Combine the water, sugar and kosher salt in the bowl of a stand mixer and sprinkle the yeast on top. Allow to sit for 5 minutes or until the mixture begins to foam. Add the flour and butter and, using the dough hook attachment, mix on low speed until well combined. Change to medium speed and knead until the dough is smooth and pulls away from the side of the bowl, approximately 4 to 5 minutes. Remove the dough from the bowl, clean the bowl and then oil it well with vegetable oil.

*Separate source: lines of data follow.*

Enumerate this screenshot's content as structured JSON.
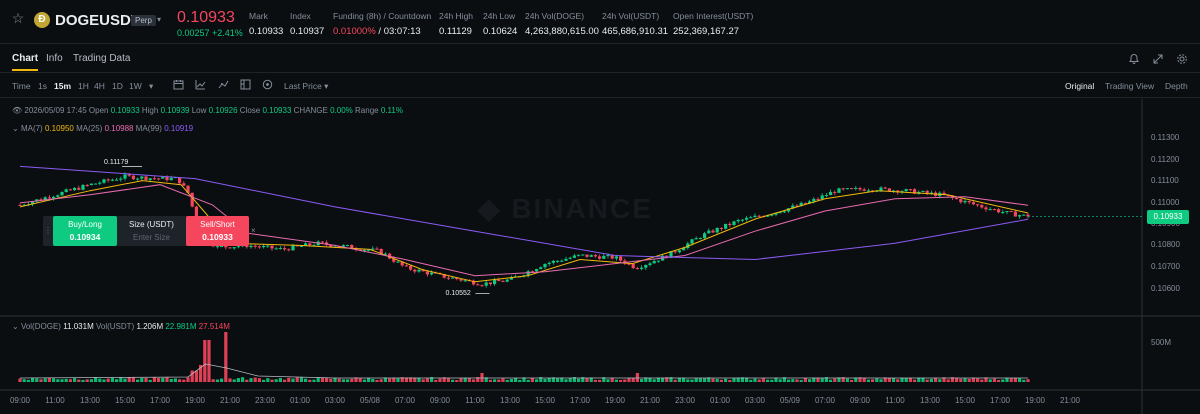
{
  "header": {
    "star_glyph": "☆",
    "coin_glyph": "Ð",
    "symbol": "DOGEUSDT",
    "badge": "Perp",
    "caret": "▾",
    "last_price": "0.10933",
    "change": "0.00257 +2.41%",
    "stats": [
      {
        "label": "Mark",
        "value": "0.10933"
      },
      {
        "label": "Index",
        "value": "0.10937"
      },
      {
        "label": "Funding (8h) / Countdown",
        "value_red": "0.01000%",
        "value": " / 03:07:13"
      },
      {
        "label": "24h High",
        "value": "0.11129"
      },
      {
        "label": "24h Low",
        "value": "0.10624"
      },
      {
        "label": "24h Vol(DOGE)",
        "value": "4,263,880,615.00"
      },
      {
        "label": "24h Vol(USDT)",
        "value": "465,686,910.31"
      },
      {
        "label": "Open Interest(USDT)",
        "value": "252,369,167.27"
      }
    ]
  },
  "tabs": [
    "Chart",
    "Info",
    "Trading Data"
  ],
  "toolbar": {
    "time_label": "Time",
    "intervals": [
      "1s",
      "15m",
      "1H",
      "4H",
      "1D",
      "1W"
    ],
    "active_interval": "15m",
    "price_type": "Last Price ▾",
    "views": [
      "Original",
      "Trading View",
      "Depth"
    ],
    "active_view": "Original"
  },
  "ohlc": {
    "date": "2026/05/09 17:45",
    "open_label": "Open",
    "open": "0.10933",
    "high_label": "High",
    "high": "0.10939",
    "low_label": "Low",
    "low": "0.10926",
    "close_label": "Close",
    "close": "0.10933",
    "change_label": "CHANGE",
    "change": "0.00%",
    "range_label": "Range",
    "range": "0.11%"
  },
  "ma": {
    "ma7_label": "MA(7)",
    "ma7": "0.10950",
    "ma25_label": "MA(25)",
    "ma25": "0.10988",
    "ma99_label": "MA(99)",
    "ma99": "0.10919"
  },
  "volume": {
    "vol_doge_label": "Vol(DOGE)",
    "vol_doge": "11.031M",
    "vol_usdt_label": "Vol(USDT)",
    "vol_usdt": "1.206M",
    "ma1": "22.981M",
    "ma2": "27.514M",
    "axis_label": "500M"
  },
  "order_widget": {
    "handle": "⋮",
    "buy_label": "Buy/Long",
    "buy_price": "0.10934",
    "size_label": "Size (USDT)",
    "size_placeholder": "Enter Size",
    "sell_label": "Sell/Short",
    "sell_price": "0.10933",
    "close": "×"
  },
  "watermark": "◆ BINANCE",
  "colors": {
    "up": "#0ecb81",
    "down": "#f6465d",
    "ma7": "#f0b90b",
    "ma25": "#e96bb0",
    "ma99": "#8a5cf6",
    "accent": "#f0b90b"
  },
  "chart_data": {
    "type": "candlestick",
    "interval": "15m",
    "y_ticks": [
      "0.11300",
      "0.11200",
      "0.11100",
      "0.11000",
      "0.10900",
      "0.10800",
      "0.10700",
      "0.10600"
    ],
    "ylim": [
      0.1052,
      0.1137
    ],
    "x_ticks": [
      "09:00",
      "11:00",
      "13:00",
      "15:00",
      "17:00",
      "19:00",
      "21:00",
      "23:00",
      "01:00",
      "03:00",
      "05/08",
      "07:00",
      "09:00",
      "11:00",
      "13:00",
      "15:00",
      "17:00",
      "19:00",
      "21:00",
      "23:00",
      "01:00",
      "03:00",
      "05/09",
      "07:00",
      "09:00",
      "11:00",
      "13:00",
      "15:00",
      "17:00",
      "19:00",
      "21:00"
    ],
    "current_price": "0.10933",
    "high_marker": {
      "label": "0.11179",
      "value": 0.11179,
      "tick_index": 3.2
    },
    "low_marker": {
      "label": "0.10552",
      "value": 0.10552,
      "tick_index": 13.3
    },
    "close_path": [
      [
        0,
        0.1099
      ],
      [
        1,
        0.1104
      ],
      [
        2,
        0.1109
      ],
      [
        3,
        0.1113
      ],
      [
        4,
        0.1112
      ],
      [
        4.5,
        0.1112
      ],
      [
        4.8,
        0.1105
      ],
      [
        5.1,
        0.1088
      ],
      [
        5.6,
        0.1078
      ],
      [
        6.5,
        0.1079
      ],
      [
        7.5,
        0.1077
      ],
      [
        8.5,
        0.108
      ],
      [
        9.5,
        0.1078
      ],
      [
        10.3,
        0.1076
      ],
      [
        11,
        0.1068
      ],
      [
        12,
        0.1064
      ],
      [
        13.2,
        0.106
      ],
      [
        14,
        0.1062
      ],
      [
        15,
        0.107
      ],
      [
        16,
        0.1074
      ],
      [
        17,
        0.1073
      ],
      [
        17.6,
        0.1068
      ],
      [
        18.5,
        0.1074
      ],
      [
        19.5,
        0.1084
      ],
      [
        20.5,
        0.1091
      ],
      [
        21.5,
        0.1095
      ],
      [
        22.5,
        0.11
      ],
      [
        23.3,
        0.1106
      ],
      [
        24.3,
        0.1107
      ],
      [
        25.3,
        0.1106
      ],
      [
        26.3,
        0.1104
      ],
      [
        27.3,
        0.1099
      ],
      [
        28.2,
        0.1095
      ],
      [
        28.8,
        0.10933
      ]
    ],
    "ma_series": [
      {
        "name": "MA(7)",
        "path": [
          [
            0,
            0.1098
          ],
          [
            2,
            0.1106
          ],
          [
            3.5,
            0.1111
          ],
          [
            4.6,
            0.1109
          ],
          [
            5.3,
            0.1095
          ],
          [
            6,
            0.108
          ],
          [
            8,
            0.1079
          ],
          [
            10,
            0.1077
          ],
          [
            11.5,
            0.1067
          ],
          [
            13,
            0.1061
          ],
          [
            14.5,
            0.1064
          ],
          [
            16,
            0.1072
          ],
          [
            17.5,
            0.107
          ],
          [
            19,
            0.1078
          ],
          [
            21,
            0.1092
          ],
          [
            23,
            0.1102
          ],
          [
            24.5,
            0.1106
          ],
          [
            26.5,
            0.1104
          ],
          [
            28.8,
            0.1095
          ]
        ]
      },
      {
        "name": "MA(25)",
        "path": [
          [
            0,
            0.11
          ],
          [
            2,
            0.1104
          ],
          [
            4,
            0.1109
          ],
          [
            5.5,
            0.1099
          ],
          [
            6.5,
            0.1085
          ],
          [
            9,
            0.1079
          ],
          [
            11,
            0.1072
          ],
          [
            13,
            0.1064
          ],
          [
            15,
            0.1066
          ],
          [
            17,
            0.107
          ],
          [
            19,
            0.1074
          ],
          [
            21,
            0.1086
          ],
          [
            23,
            0.1096
          ],
          [
            25,
            0.1102
          ],
          [
            27,
            0.1103
          ],
          [
            28.8,
            0.10988
          ]
        ]
      },
      {
        "name": "MA(99)",
        "path": [
          [
            0,
            0.1118
          ],
          [
            5,
            0.1112
          ],
          [
            9,
            0.1098
          ],
          [
            13,
            0.1086
          ],
          [
            17,
            0.1074
          ],
          [
            21,
            0.1072
          ],
          [
            25,
            0.108
          ],
          [
            28.8,
            0.10919
          ]
        ]
      }
    ]
  }
}
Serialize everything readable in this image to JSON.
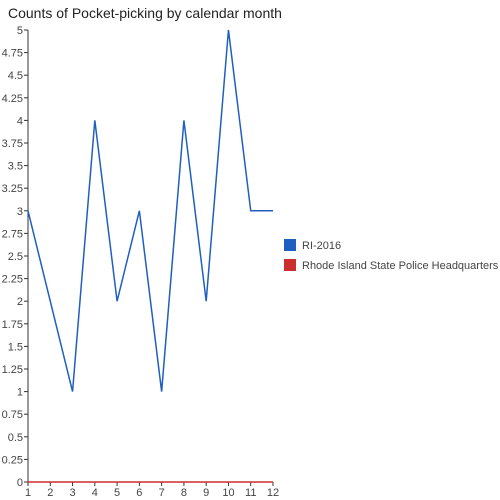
{
  "chart_data": {
    "type": "line",
    "title": "Counts of Pocket-picking by calendar month",
    "xlabel": "",
    "ylabel": "",
    "x": [
      1,
      2,
      3,
      4,
      5,
      6,
      7,
      8,
      9,
      10,
      11,
      12
    ],
    "x_tick_labels": [
      "1",
      "2",
      "3",
      "4",
      "5",
      "6",
      "7",
      "8",
      "9",
      "10",
      "11",
      "12"
    ],
    "ylim": [
      0,
      5
    ],
    "y_tick_labels": [
      "0",
      "0.25",
      "0.5",
      "0.75",
      "1",
      "1.25",
      "1.5",
      "1.75",
      "2",
      "2.25",
      "2.5",
      "2.75",
      "3",
      "3.25",
      "3.5",
      "3.75",
      "4",
      "4.25",
      "4.5",
      "4.75",
      "5"
    ],
    "grid": false,
    "legend_position": "right",
    "series": [
      {
        "name": "RI-2016",
        "color": "#1f5fbf",
        "values": [
          3,
          2,
          1,
          4,
          2,
          3,
          1,
          4,
          2,
          5,
          3,
          3
        ]
      },
      {
        "name": "Rhode Island State Police Headquarters",
        "color": "#cc2e2e",
        "values": [
          0,
          0,
          0,
          0,
          0,
          0,
          0,
          0,
          0,
          0,
          0,
          0
        ]
      }
    ]
  }
}
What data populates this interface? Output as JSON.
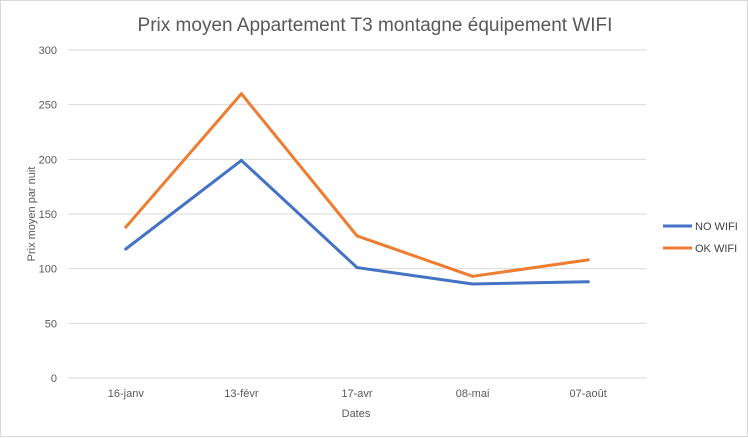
{
  "chart_data": {
    "type": "line",
    "title": "Prix moyen Appartement T3 montagne équipement WIFI",
    "xlabel": "Dates",
    "ylabel": "Prix moyen par nuit",
    "categories": [
      "16-janv",
      "13-févr",
      "17-avr",
      "08-mai",
      "07-août"
    ],
    "ylim": [
      0,
      300
    ],
    "yticks": [
      0,
      50,
      100,
      150,
      200,
      250,
      300
    ],
    "grid": true,
    "legend_position": "right",
    "series": [
      {
        "name": "NO WIFI",
        "color": "#4472c4",
        "values": [
          118,
          199,
          101,
          86,
          88
        ]
      },
      {
        "name": "OK WIFI",
        "color": "#ed7d31",
        "values": [
          138,
          260,
          130,
          93,
          108
        ]
      }
    ]
  }
}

Return the dough to the bowl, cover with plastic wrap and place in oven and set temperature to its lowest setting and turn off when it reaches 150 degrees and let sit for 45 minutes.

2

Preheat the oven to 450 degrees F. Line 2 half-sheet pans with parchment paper and lightly brush with the vegetable oil. Set aside.

3

Bring the 10 cups of water and the baking soda to a rolling boil in an 8-quart saucepan or roasting pan.

4

In the meantime, turn the dough out onto a slightly oiled work surface and divide into 8 equal pieces. Roll out each piece of dough into a 24-inch rope. Make a U-shape with the rope, holding the ends of the rope, cross them over each other and press onto the bottom of the U in order to form the shape of a pretzel. Place onto the parchment-lined half sheet pan.

5

Place the pretzels into the boiling water, 1 by 1, for 30 seconds. Remove them from the water using a large flat spatula. Return to the half sheet pan, brush the top of each pretzel with the beaten egg yolk and water mixture and sprinkle with the pretzel salt. Bake until dark golden brown in color, approximately 12 to 14 minutes. Transfer to a cooling rack for at least 5 minutes before serving.